La destruction de Gaza
doit cesser
Des habitants de la ville de Gaza fuient vers le sud de l’enclave, le 18 novembre 2023.© Fournis par Le Monde
Déjà exsangues par seize années d’un impitoyable blocus, les 2 millions de Palestiniens vivant dans la bande de Gaza subissent depuis six semaines les frappes et les opérations de l’armée israélienne sur leur sol. Alors que les preuves de l’éradication des responsables du Hamas tardent à se manifester, les civils se retrouvent privés de tout, condamnés à l’errance.
Au quarante-cinquième jour de la guerre déclenchée par les massacres du Hamas contre des civils israéliens, le constat est implacable : les Palestiniens de Gaza ne comptent pas. Aux yeux des miliciens, tout d’abord, qui ont lancé leur attaque et leurs prises d’otages sans aucune considération pour leurs conséquences. A ceux de l’armée israélienne, ensuite, lancée dans un objectif, l’éradication du mouvement islamiste, auquel est subordonné le sort de plus de 2 millions de civils, aussi fragiles et démunis soient-ils. Aux yeux des alliés occidentaux de l’Etat hébreu, enfin, qui continuent de juger, à quelques toussotements près, que ce prix à payer est somme toute acceptable.

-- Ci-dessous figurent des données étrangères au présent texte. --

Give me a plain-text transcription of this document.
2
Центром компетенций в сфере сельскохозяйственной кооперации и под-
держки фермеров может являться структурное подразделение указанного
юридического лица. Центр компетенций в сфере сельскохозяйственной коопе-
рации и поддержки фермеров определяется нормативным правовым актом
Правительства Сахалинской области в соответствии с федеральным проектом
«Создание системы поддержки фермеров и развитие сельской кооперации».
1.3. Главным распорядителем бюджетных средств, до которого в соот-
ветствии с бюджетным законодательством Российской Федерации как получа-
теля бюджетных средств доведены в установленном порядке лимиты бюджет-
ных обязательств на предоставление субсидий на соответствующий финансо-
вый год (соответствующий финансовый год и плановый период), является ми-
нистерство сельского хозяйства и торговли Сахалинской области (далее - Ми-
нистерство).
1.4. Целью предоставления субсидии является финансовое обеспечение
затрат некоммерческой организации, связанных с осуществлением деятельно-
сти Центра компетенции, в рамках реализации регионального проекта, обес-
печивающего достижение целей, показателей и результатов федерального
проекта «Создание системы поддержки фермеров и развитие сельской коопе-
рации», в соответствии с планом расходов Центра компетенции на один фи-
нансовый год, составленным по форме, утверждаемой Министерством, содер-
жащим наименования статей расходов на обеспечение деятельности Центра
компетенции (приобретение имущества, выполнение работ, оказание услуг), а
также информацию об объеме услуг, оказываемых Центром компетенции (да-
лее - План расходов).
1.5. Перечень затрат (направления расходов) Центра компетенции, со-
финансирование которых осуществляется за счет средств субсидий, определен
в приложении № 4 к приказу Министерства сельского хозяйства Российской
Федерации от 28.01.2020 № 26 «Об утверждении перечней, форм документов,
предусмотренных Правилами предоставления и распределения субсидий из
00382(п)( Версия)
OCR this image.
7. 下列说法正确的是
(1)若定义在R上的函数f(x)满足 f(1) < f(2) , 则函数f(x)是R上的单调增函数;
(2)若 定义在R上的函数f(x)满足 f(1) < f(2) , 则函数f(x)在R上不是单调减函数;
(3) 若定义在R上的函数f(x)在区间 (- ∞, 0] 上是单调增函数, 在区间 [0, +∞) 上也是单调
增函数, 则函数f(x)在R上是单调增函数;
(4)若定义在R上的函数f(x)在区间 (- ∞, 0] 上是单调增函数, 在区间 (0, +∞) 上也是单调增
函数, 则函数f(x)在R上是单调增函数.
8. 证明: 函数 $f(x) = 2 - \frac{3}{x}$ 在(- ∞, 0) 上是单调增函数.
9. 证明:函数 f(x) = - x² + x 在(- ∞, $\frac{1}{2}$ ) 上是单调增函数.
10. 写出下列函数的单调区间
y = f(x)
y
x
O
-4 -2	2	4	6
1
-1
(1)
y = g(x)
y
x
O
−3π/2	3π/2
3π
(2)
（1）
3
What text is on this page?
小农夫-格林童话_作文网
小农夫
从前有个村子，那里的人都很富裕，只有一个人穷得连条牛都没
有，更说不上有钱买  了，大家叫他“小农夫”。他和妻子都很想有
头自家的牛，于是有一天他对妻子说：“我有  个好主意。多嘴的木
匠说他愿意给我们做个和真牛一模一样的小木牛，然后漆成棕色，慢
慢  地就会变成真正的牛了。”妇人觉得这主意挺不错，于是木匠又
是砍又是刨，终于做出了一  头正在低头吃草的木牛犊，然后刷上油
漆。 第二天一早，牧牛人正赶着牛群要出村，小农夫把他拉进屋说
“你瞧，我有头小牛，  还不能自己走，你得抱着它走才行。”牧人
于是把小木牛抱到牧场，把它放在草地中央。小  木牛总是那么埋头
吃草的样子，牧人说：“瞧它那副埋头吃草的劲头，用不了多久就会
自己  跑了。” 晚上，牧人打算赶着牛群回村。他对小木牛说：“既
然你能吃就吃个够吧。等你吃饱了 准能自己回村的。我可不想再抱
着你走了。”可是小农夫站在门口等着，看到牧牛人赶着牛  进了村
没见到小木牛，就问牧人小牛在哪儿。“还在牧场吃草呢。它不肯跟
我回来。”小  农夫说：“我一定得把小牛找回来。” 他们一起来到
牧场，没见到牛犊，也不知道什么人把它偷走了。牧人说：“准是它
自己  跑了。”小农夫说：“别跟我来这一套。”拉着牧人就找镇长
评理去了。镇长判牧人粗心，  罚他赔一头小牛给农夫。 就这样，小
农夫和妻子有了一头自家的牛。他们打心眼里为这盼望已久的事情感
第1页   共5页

Depuis que les militaires israéliens ont pris le contrôle de la moitié nord de Gaza, les preuves de l’éradication du Hamas tardent à se manifester. Celles de la destruction de quartiers entiers de la plus grande ville palestinienne, en revanche, sont à la disposition de qui veut bien les voir, en dépit du huis clos imposé par Israël. Le cas de la ville de Gaza n’est pas unique. Partout, dans la partie investie par l’armée israélienne, l’assaut contre les miliciens et leurs infrastructures se solde en milliers de morts, un chiffre dont les autorités américaines ne doutent plus, et en milliers de bâtiments rasés ou sérieusement endommagés, notamment dans les camps de réfugiés.
Traumatisme de la Nakba
Réseaux d’eau et d’électricité, voirie, écoles, hôpitaux, rien n’échappe aux frappes ou aux opérations israéliennes qui ont culminé avec la prise de l’hôpital Al-Shifa, qualifié depuis de « zone de mort » par l’Organisation mondiale de la santé. Les autorités israéliennes assurent qu’il ne faut y voir nul esprit de vengeance après les massacres du 7 octobre. Le motif de la présence suspectée ou avérée de miliciens ou de tunnels sert de justification générique aux destructions ou à la mise à l’arrêt d’infrastructures de santé cruciales en temps de guerre. Comment décrire autrement, pourtant, le travail méthodique qui fait que la moitié des bâtiments de Gaza, dont la densité de la population est l’une des plus élevées au monde, est désormais détruite ou endommagée, selon des estimations concordantes.
Les Palestiniens n’en ont d’ailleurs pas fini avec ces ravages, si on en croit les autorités israéliennes, qui ont annoncé, le 19 novembre, une nouvelle phase de leur opération. Elle vise désormais la grande ville de Khan Younès, au Sud. L’armée israélienne compte y pourchasser les responsables du Hamas qui ne se trouvaient manifestement pas dans ce qui a été réduit à des champs de gravats et où ont été prises au piège des milliers de personnes.
Civils privés de tout, livrés à eux-mêmes et à une tragique errance, campements de fortune, dénuement extrême, tel est désormais le quotidien de Gaza. Il fait revivre à ses habitants le traumatisme de la Nakba, la « catastrophe » qu’avait été leur déplacement forcé lors de la première guerre israélo-arabe (1948-1949). Celle en cours frappe une étroite bande de terre structurellement au bord du gouffre du fait d’un blocus impitoyable, terrestre comme maritime, imposé par Israël depuis seize ans, avec le concours de l’Egypte d’Abdel Fattah Al-Sissi. Année après année, les statistiques socio-économiques effarantes de la Banque mondiale ont attesté du désastre, mais les Palestiniens de Gaza, déjà, ne comptaient pas.